Organ shortages for transplantation in the United States impact over 100 000 patients, with 17 dying daily due to the lack of available organs. This growing need is exacerbated by the limited functionality and disease risk of donated organs. Tissue-engineered organs present a promising alternative, requiring optimized scaffold architecture and cell integration. Vascular networks within organs are essential for supplying oxygen and nutrients to cells, with a critical distance between blood vessels and surrounding tissue to allow effective diffusion. Various microfabrication techniques, such as electrospinning, freeze-drying, and gas foaming, have been employed to develop engineered organs.

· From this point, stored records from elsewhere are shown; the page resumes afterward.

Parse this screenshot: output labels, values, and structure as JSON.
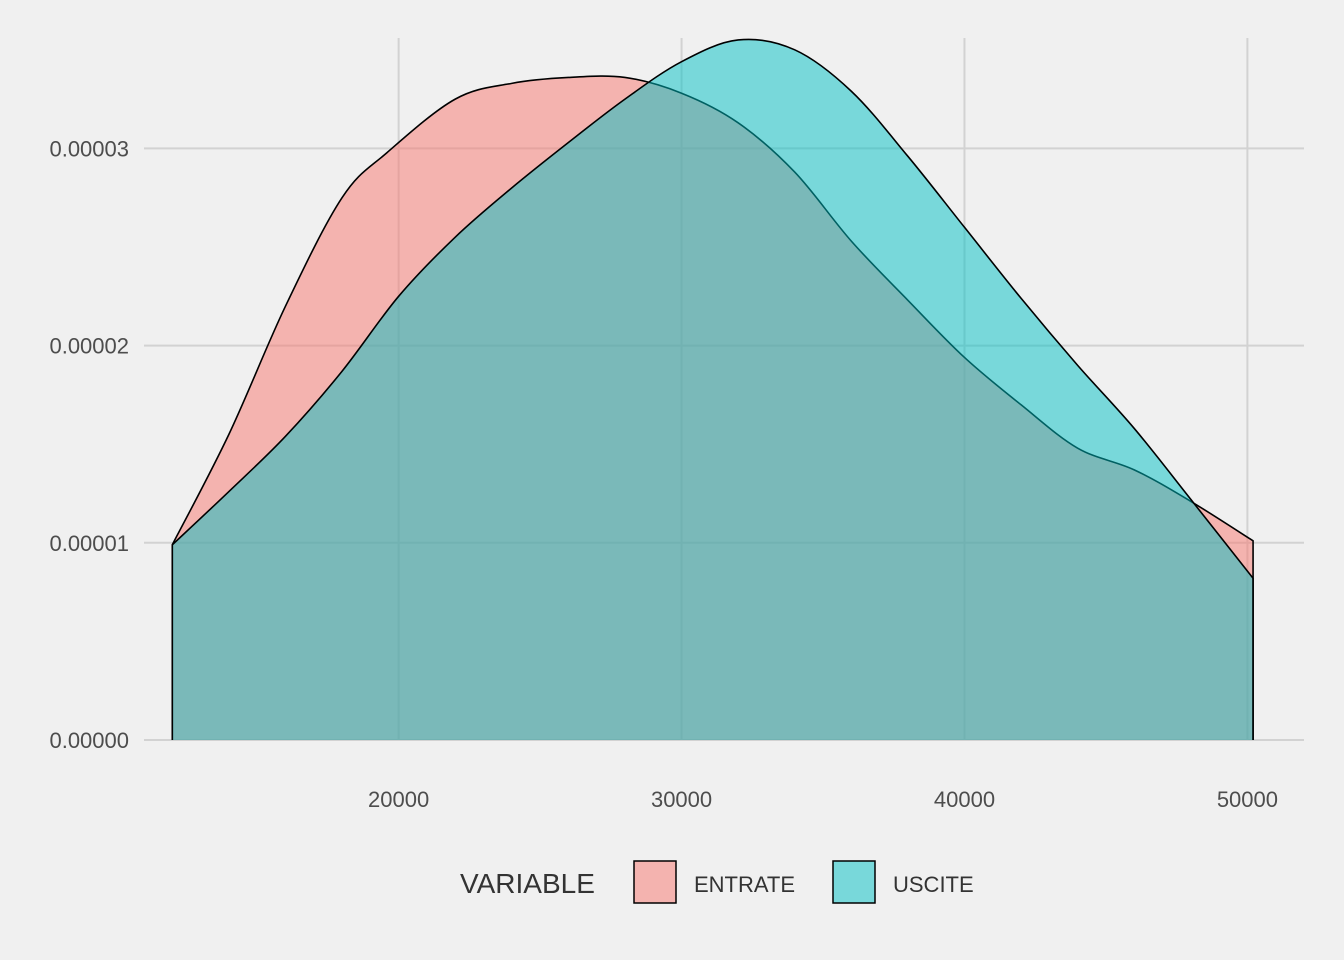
{
  "chart_data": {
    "type": "area",
    "subtype": "density",
    "xlim": [
      11000,
      52000
    ],
    "ylim": [
      0,
      3.56e-05
    ],
    "x_ticks": [
      20000,
      30000,
      40000,
      50000
    ],
    "x_tick_labels": [
      "20000",
      "30000",
      "40000",
      "50000"
    ],
    "y_ticks": [
      0,
      1e-05,
      2e-05,
      3e-05
    ],
    "y_tick_labels": [
      "0.00000",
      "0.00001",
      "0.00002",
      "0.00003"
    ],
    "grid": true,
    "legend": {
      "title": "VARIABLE",
      "position": "bottom"
    },
    "series": [
      {
        "name": "ENTRATE",
        "color": "#f8766d",
        "opacity": 0.5,
        "points": [
          [
            12000,
            9.9e-06
          ],
          [
            14000,
            1.55e-05
          ],
          [
            16000,
            2.2e-05
          ],
          [
            18000,
            2.75e-05
          ],
          [
            19600,
            2.98e-05
          ],
          [
            22000,
            3.25e-05
          ],
          [
            24000,
            3.33e-05
          ],
          [
            26000,
            3.36e-05
          ],
          [
            28000,
            3.36e-05
          ],
          [
            30000,
            3.28e-05
          ],
          [
            32000,
            3.13e-05
          ],
          [
            34000,
            2.88e-05
          ],
          [
            36000,
            2.53e-05
          ],
          [
            38000,
            2.23e-05
          ],
          [
            40000,
            1.94e-05
          ],
          [
            42000,
            1.7e-05
          ],
          [
            44000,
            1.48e-05
          ],
          [
            46000,
            1.37e-05
          ],
          [
            48000,
            1.21e-05
          ],
          [
            50200,
            1.01e-05
          ]
        ]
      },
      {
        "name": "USCITE",
        "color": "#00bfc4",
        "opacity": 0.5,
        "points": [
          [
            12000,
            9.9e-06
          ],
          [
            14000,
            1.26e-05
          ],
          [
            16000,
            1.54e-05
          ],
          [
            18000,
            1.87e-05
          ],
          [
            20000,
            2.25e-05
          ],
          [
            22000,
            2.55e-05
          ],
          [
            24000,
            2.8e-05
          ],
          [
            26000,
            3.03e-05
          ],
          [
            28000,
            3.25e-05
          ],
          [
            30000,
            3.44e-05
          ],
          [
            32000,
            3.55e-05
          ],
          [
            34000,
            3.5e-05
          ],
          [
            36000,
            3.29e-05
          ],
          [
            38000,
            2.96e-05
          ],
          [
            40000,
            2.6e-05
          ],
          [
            42000,
            2.24e-05
          ],
          [
            44000,
            1.9e-05
          ],
          [
            46000,
            1.58e-05
          ],
          [
            48000,
            1.22e-05
          ],
          [
            50200,
            8.2e-06
          ]
        ]
      }
    ]
  }
}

However, these techniques often lack the complexity needed to support vascularization. 3D bioprinting, particularly digital light projection (DLP)-based stereolithography, offers a solution by enabling high-resolution control of both external and internal architectures. Gelatin methacrylate (GelMA) and polyethylene glycol diacrylate (PEGDA) hydrogels have shown potential for tissue integration in simple structures but require further optimization for vascularization in more complex constructs. This study utilizes DLP to 3D bioprint GelMA/PEGDA hydrogels, exploring various channel designs to enhance tissue infiltration and vascularization in rodent models, providing a potential platform for cell and tissue transplantation. We demonstrate that GelMA/PEGDA hydrogels are mechanically robust, biocompatible, and support in vivo vascular infiltration. Channel diameter significantly influenced vascularization, with 1 mm channels yielding the highest infiltration, while channel length had minimal impact. Among five tested architectures, one design (GEO3) promoted the greatest vascular ingrowth, establishing a tunable hydrogel platform for prevascularized tissue engineering applications.